De menos a más, Trevorrow lucha durante toda la película por entregar buenos momentos. Lo logra de repente, se vuelve incluso más efectivo con el avanzar de la cinta, pero por cada buen movimiento en su torpe andar tenemos que sufrir un diálogo eterno (el speech pro animales de Chris Pratt), una sobreexposición machacante (el plan armamentista de Vincent D’Onofrio), algún hecho ridículo (Bryce Dallas Howard todo el tiempo en tacones, corriendo en lodo, y sin caer una sola vez) y un pésimo, pobre, nulo manejo de los espacios (los personajes van y vienen de un lado a otro como si moverse dentro de esa isla fuera cuestión de segundos).

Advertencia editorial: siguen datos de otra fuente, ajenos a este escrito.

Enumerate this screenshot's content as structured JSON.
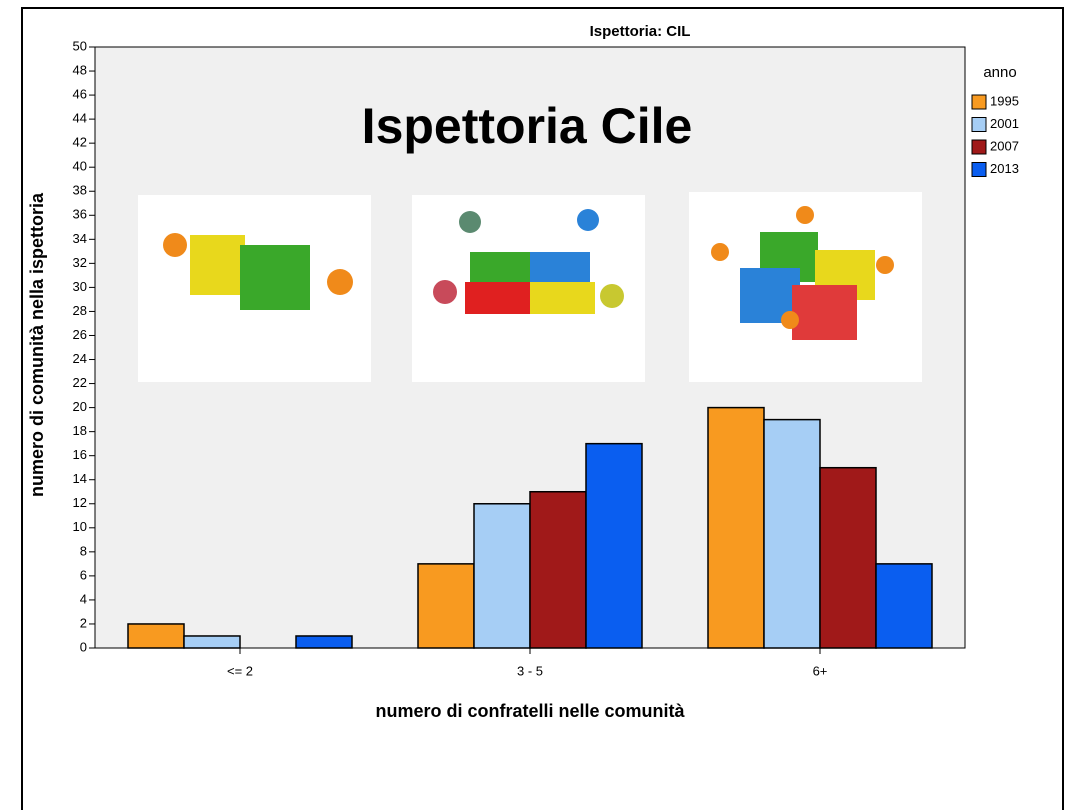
{
  "chart_data": {
    "type": "bar",
    "title": "Ispettoria: CIL",
    "overlay_title": "Ispettoria Cile",
    "x_label": "numero di confratelli nelle comunità",
    "y_label": "numero di comunità nella ispettoria",
    "legend_title": "anno",
    "legend_position": "right",
    "categories": [
      "<= 2",
      "3 - 5",
      "6+"
    ],
    "series": [
      {
        "name": "1995",
        "color": "#f89a20",
        "values": [
          2,
          7,
          20
        ]
      },
      {
        "name": "2001",
        "color": "#a6cef5",
        "values": [
          1,
          12,
          19
        ]
      },
      {
        "name": "2007",
        "color": "#a01919",
        "values": [
          0,
          13,
          15
        ]
      },
      {
        "name": "2013",
        "color": "#0a5ef0",
        "values": [
          1,
          17,
          7
        ]
      }
    ],
    "ylim": [
      0,
      50
    ],
    "yticks": [
      0,
      2,
      4,
      6,
      8,
      10,
      12,
      14,
      16,
      18,
      20,
      22,
      24,
      26,
      28,
      30,
      32,
      34,
      36,
      38,
      40,
      42,
      44,
      46,
      48,
      50
    ]
  }
}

La película está plagada de personajes sobre los cuales es imposible hacer empatía (un error que Spielberg jamás cometería): ya sea el par de niños perdidos en el parque (un escuincle chillón y un adolescente precoz que se descubre guapo a medio viaje), ya sea el enfadoso Chris Pratt, a medio camino entre la autoparodia de sí mismo en Guardians of the Galaxy y un Indiana Jones de quinta (al parecer pensó que esta cinta era su casting previo a que lo acepten como protagónico en el posible relanzamiento de las aventuras del arqueólogo, ojalá no), el cliché de la mujer empresaria, metódica pero sin alma, que no sabe de relaciones y mucho menos de tener hijos (¿cómo?, ¿una mujer que no quiere tener hijos?) en el personaje de Bryce Dallas Howard, y un Vincent D’Onofrio vuelto una botarga que una y otra vez insiste en contarnos a cuadro su malévolo plan. Todos ellos son tan odiosos que no hay sentido de peligro: a todos los quisiéramos ver muertos, cuanto antes mejor.

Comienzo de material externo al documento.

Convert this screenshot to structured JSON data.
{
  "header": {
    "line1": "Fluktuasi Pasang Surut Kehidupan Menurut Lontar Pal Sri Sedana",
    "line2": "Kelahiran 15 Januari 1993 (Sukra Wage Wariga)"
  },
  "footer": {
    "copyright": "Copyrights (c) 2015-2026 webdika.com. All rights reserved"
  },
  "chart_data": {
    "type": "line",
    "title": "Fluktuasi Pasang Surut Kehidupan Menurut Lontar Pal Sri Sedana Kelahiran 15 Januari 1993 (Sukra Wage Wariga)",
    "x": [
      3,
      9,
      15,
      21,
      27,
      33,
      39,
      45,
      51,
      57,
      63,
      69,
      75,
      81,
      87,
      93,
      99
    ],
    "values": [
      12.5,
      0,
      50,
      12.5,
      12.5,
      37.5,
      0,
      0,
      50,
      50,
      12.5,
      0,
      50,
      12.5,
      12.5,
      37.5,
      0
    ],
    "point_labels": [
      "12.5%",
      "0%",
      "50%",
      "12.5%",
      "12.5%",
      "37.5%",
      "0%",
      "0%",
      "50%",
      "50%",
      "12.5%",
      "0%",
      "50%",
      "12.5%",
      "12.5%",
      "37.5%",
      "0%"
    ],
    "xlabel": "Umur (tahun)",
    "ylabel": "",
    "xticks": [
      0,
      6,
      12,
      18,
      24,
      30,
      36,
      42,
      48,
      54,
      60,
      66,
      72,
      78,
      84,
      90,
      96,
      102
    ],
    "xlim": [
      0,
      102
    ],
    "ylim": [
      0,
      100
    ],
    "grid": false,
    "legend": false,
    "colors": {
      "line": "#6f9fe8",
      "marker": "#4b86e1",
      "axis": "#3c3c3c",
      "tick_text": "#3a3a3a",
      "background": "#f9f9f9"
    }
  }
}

Con todo, sería mezquino no reconocerle a Trevorrow aquellos pequeños momentos en que logra deshacerse de tanta tontería y consigue impresionarnos, a veces incluso emocionar. Muchos de esos momentos, curiosamente, son aquellos en los que la cinta adquiere un tamiz de película de terror: los dinosaurios acechan, aparecen de la nada, y son letales. El director no duda en ser cruel y despiadado, no duda en dejar correr la sangre humana y mostrarla en pantalla.
Las secuencias de acción en general están bien logradas: el paseo en la burbuja móvil, aquella escena de los velociraptors corriendo a toda velocidad en la noche junto con Chris Pratt montado en una motocicleta, la entrada triunfante del verdadero héroe de este filme (una especie de dino ex machina) y la pelea final, que -esa si- resulta memorable por efectiva y bien hecha.

La película deja muchas preguntas sin contestar: ¿cómo es que Trevorrow consiguió la chamba?, ¿qué vio Spielberg en él como para palomear su nombre?, ¿cómo es posible que aún con seis guionistas (¡seis!) se colaron tantas tonterías en el guión además de diálogos malos?, ¿dónde aprendió Bryce Dallas Howard a correr con tacones?, ¿dónde guardaba su celular si ese vestidito no parecía tener bolsas?, ¿por qué Chris Pratt todo el tiempo modela en vez de actuar natural frente a la cámara?

Torpeza es el nombre de esta película. Torpeza en su guión, en su armado, sobre todo en su dirección. Trevorrow es a lo más un artesano con buenas intenciones, alguien que se empeña en ser Spielberg y que al menos consigue (por la vía de su ausencia total) que recordemos lo gran cineasta que es y los años luz que está esta cinta de su predecesora, un Jurassic Park que sin tanto presupuesto y en los albores del CGI sigue siendo un clásico irrepetible.